La sinistra di governo non è stata il partito della ribellione contro le “strutture di peccato” del vigente modello sociale. Non è stata un’idea di movimento e di trasformazione. È stata piuttosto il pilastro immarcescibile della stabilità di governo, sposando un europeismo di maniera e un atlantismo acritico: e dalla teoria della governabilità alle pratiche deteriori del governismo il passo è breve.

 Ma è la sinistra nella sua pluralità e nel suo insieme che non abita più i territori della fatica e della coscienza, che non evoca più quel “rosso straccio di speranza” di cui parla Pasolini. Siamo tutti chiamati in causa da questa sconfitta.

Per questo attendo il “nuovo inizio” della sinistra con impazienza ma mi sento come il protagonista di Aspettando Godot. Devo crederci? Come si può avere fiducia di un rito, il congresso della catarsi, che si ripete stancamente a ogni giro di boa?

Il Pd si è sempre più ammalato di governismo, di moderatismo, di trasformismo. Non lo dico con l’indice puntato o per civetteria polemica, lo dico perché qui sono i nodi che occorre districare: la sinistra del galleggiamento in un presente senza futuro è condannata al naufragio. Il realismo senza principio di realtà è solo cinismo e resa. “Centro-sinistra” è stato un concetto inerte e muto, in questa campagna elettorale. Nessun orizzonte, nessuna narrazione, tante buone proposte in genere correttive di leggi votate dal partner principale dello stesso centro-sinistra. Ma si ha un’idea precisa della vastità del disincanto del nostro popolo, del rancore per gli effetti sociali della stagione renziana, del dolore per la solitudine politica dei mondi del lavoro e della formazione, della solitudine del Sud?

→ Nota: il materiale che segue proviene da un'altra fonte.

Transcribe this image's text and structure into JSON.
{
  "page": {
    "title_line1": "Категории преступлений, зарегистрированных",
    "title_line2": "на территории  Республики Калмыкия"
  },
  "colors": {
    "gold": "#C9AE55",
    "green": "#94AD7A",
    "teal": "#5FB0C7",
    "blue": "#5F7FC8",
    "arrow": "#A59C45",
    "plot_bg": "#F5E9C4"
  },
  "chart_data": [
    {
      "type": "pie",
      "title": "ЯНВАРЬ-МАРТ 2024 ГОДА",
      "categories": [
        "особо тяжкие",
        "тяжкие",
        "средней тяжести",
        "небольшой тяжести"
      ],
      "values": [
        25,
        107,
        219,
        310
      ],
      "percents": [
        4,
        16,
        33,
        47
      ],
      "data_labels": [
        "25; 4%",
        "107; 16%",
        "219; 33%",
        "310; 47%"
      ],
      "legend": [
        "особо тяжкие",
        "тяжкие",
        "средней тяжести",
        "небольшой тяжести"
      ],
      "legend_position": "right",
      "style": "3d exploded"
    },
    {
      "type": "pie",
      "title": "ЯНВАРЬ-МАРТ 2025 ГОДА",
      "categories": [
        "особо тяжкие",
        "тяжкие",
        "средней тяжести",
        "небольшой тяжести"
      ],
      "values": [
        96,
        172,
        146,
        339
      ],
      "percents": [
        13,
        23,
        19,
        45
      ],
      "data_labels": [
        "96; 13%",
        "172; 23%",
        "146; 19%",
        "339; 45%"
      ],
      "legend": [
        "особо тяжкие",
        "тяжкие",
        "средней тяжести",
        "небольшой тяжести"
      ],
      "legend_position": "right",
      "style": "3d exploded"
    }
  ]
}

La sinistra, prigioniera della responsabilità, ha tolto il saluto ai suoi mondi vitali. Non ha visto né sentito né compatito il dolore sociale. La mistica del governo l’ha resa anaffettiva.

Sarebbe dunque un annuncio da batticuore se non fosse così difficile crederci: il Pd che si mette in gioco? Che apre la costituente di un soggetto nuovo? Che sceglie di rischiare il mare aperto? Beh, l’impressione è che un Pd così non esista in natura, che sia una speranza di cartapesta, logorata e falsificata dalla fisiologia reale di un partito balcanizzato e irrisolto, ondivago nelle idee ma ben saldo nelle pratiche di potere, attratto fatalmente al centro, e speculare all’immagine dell’establishment.

Un soggetto ricco di risorse morali e intellettuali, pensato come fusione della sinistra post-comunista con il cattolicesimo democratico, ma mutatosi in qualcosa di simile ad un partito liberal-governista, guidato da una élite moderata in concorso con quei potentati locali che presidiano le reti del consenso, talvolta con metodi che meriterebbero la prosa sferzante di Gaetano Salvemini.